Der Journalist Julian Reichelt hatte in einem Tweet die Bundesregierung scharf angegriffen, die mit einer Abmahnung reagierte. Das Bundesverfassungsgericht wertet die Aussage als zulässige Meinungsäußerung und gab Reichelt Recht – mit Auswirkungen auf die Prozesstaktik in künftigen Eilverfahren.

Von Constantin Martinsdorf

Julian Reichelt, ehemaliger Chefredakteur der Bild-Zeitung, der aktuell für das Medienportal NiUs tätig ist, sorgte Ende 2023 mit einem kontroversen Tweet für Aufsehen, in dem er der Bundesregierung vorwarf, Entwicklungsgelder „an die Taliban“ zu zahlen. In dem Tweet erklärte er:

„Deutschland zahlte in den letzten zwei Jahren 370 MILLIONEN EURO (!!!) Entwicklungshilfe an die TALIBAN (!!!!!!). Wir leben im Irrenhaus, in einem absoluten, kompletten, totalen, historisch einzigartigen Irrenhaus. Was ist das nur für eine Regierung?!“.

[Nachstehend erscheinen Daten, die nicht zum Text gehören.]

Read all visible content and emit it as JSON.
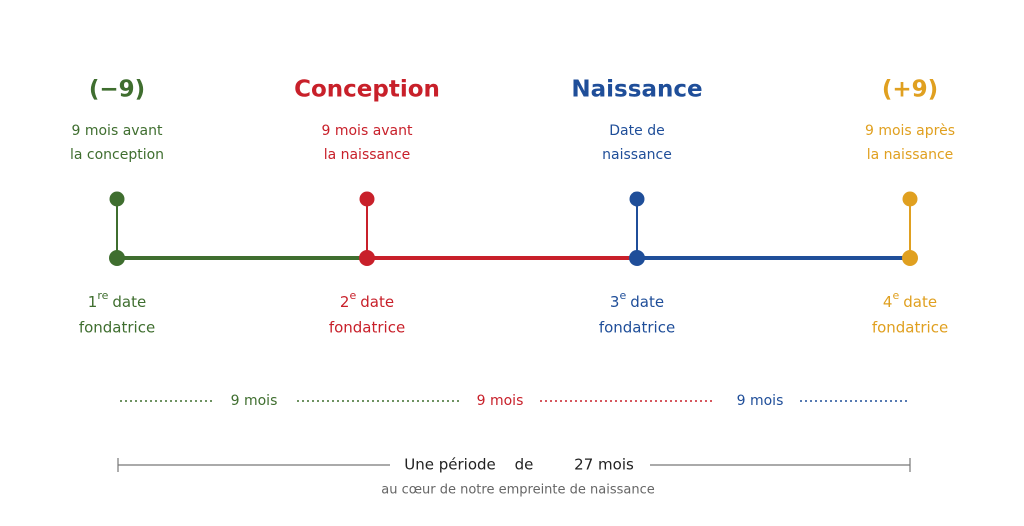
{
  "milestones": [
    {
      "title": "(−9)",
      "description": [
        "9 mois avant",
        "la conception"
      ],
      "ordinal": "1",
      "ordinal_suffix": "re",
      "date_word": "date",
      "date_line2": "fondatrice",
      "color": "#3f6e2f"
    },
    {
      "title": "Conception",
      "description": [
        "9 mois avant",
        "la naissance"
      ],
      "ordinal": "2",
      "ordinal_suffix": "e",
      "date_word": "date",
      "date_line2": "fondatrice",
      "color": "#c8202a"
    },
    {
      "title": "Naissance",
      "description": [
        "Date de",
        "naissance"
      ],
      "ordinal": "3",
      "ordinal_suffix": "e",
      "date_word": "date",
      "date_line2": "fondatrice",
      "color": "#1f4e99"
    },
    {
      "title": "(+9)",
      "description": [
        "9 mois après",
        "la naissance"
      ],
      "ordinal": "4",
      "ordinal_suffix": "e",
      "date_word": "date",
      "date_line2": "fondatrice",
      "color": "#e0a020"
    }
  ],
  "intervals": [
    "9 mois",
    "9 mois",
    "9 mois"
  ],
  "period": {
    "prefix": "Une période",
    "middle": "de",
    "value": "27 mois",
    "caption": "au cœur de notre empreinte de naissance"
  }
}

Diese Aussage führte zu einer rechtlichen Auseinandersetzung über die Zulässigkeit von Meinungsäußerungen in den sozialen Medien. Das Kammergericht (KG) in Berlin hatte zunächst die Aussage als unwahre Tatsachenbehauptung eingestuft, da die Entwicklungsgelder nicht direkt an das Taliban-Regime flossen, sondern an sog. Nichtregierungsorganisationen (NGOs) in Afghanistan. Die Behauptung Reichelts sei daher also unwahr und zu unterlassen.

Das Urteil des Kammergerichts wurde jetzt jedoch vom Bundesverfassungsgericht (BVerfG) aufgehoben.

„Kritik am System ist Teil des Grundrechtestaats“

Die Richter des BVerfG (Beschluss v. 11.04.2024. Az. 1 BvR 2290/23) argumentieren, dass dem Staat kein grundrechtlich fundierter Ehrenschutz zukommt, denn „die Zulässigkeit von Kritik am System ist Teil des Grundrechtestaats“. Der Staat hat danach grundsätzlich auch scharfe und polemische Kritik auszuhalten.

Zudem habe das Kammergericht den Kontext des Tweets nicht ausreichend berücksichtigt. Die Aussage Reichelts sei noch als zulässige Meinungsäußerung zu verstehen.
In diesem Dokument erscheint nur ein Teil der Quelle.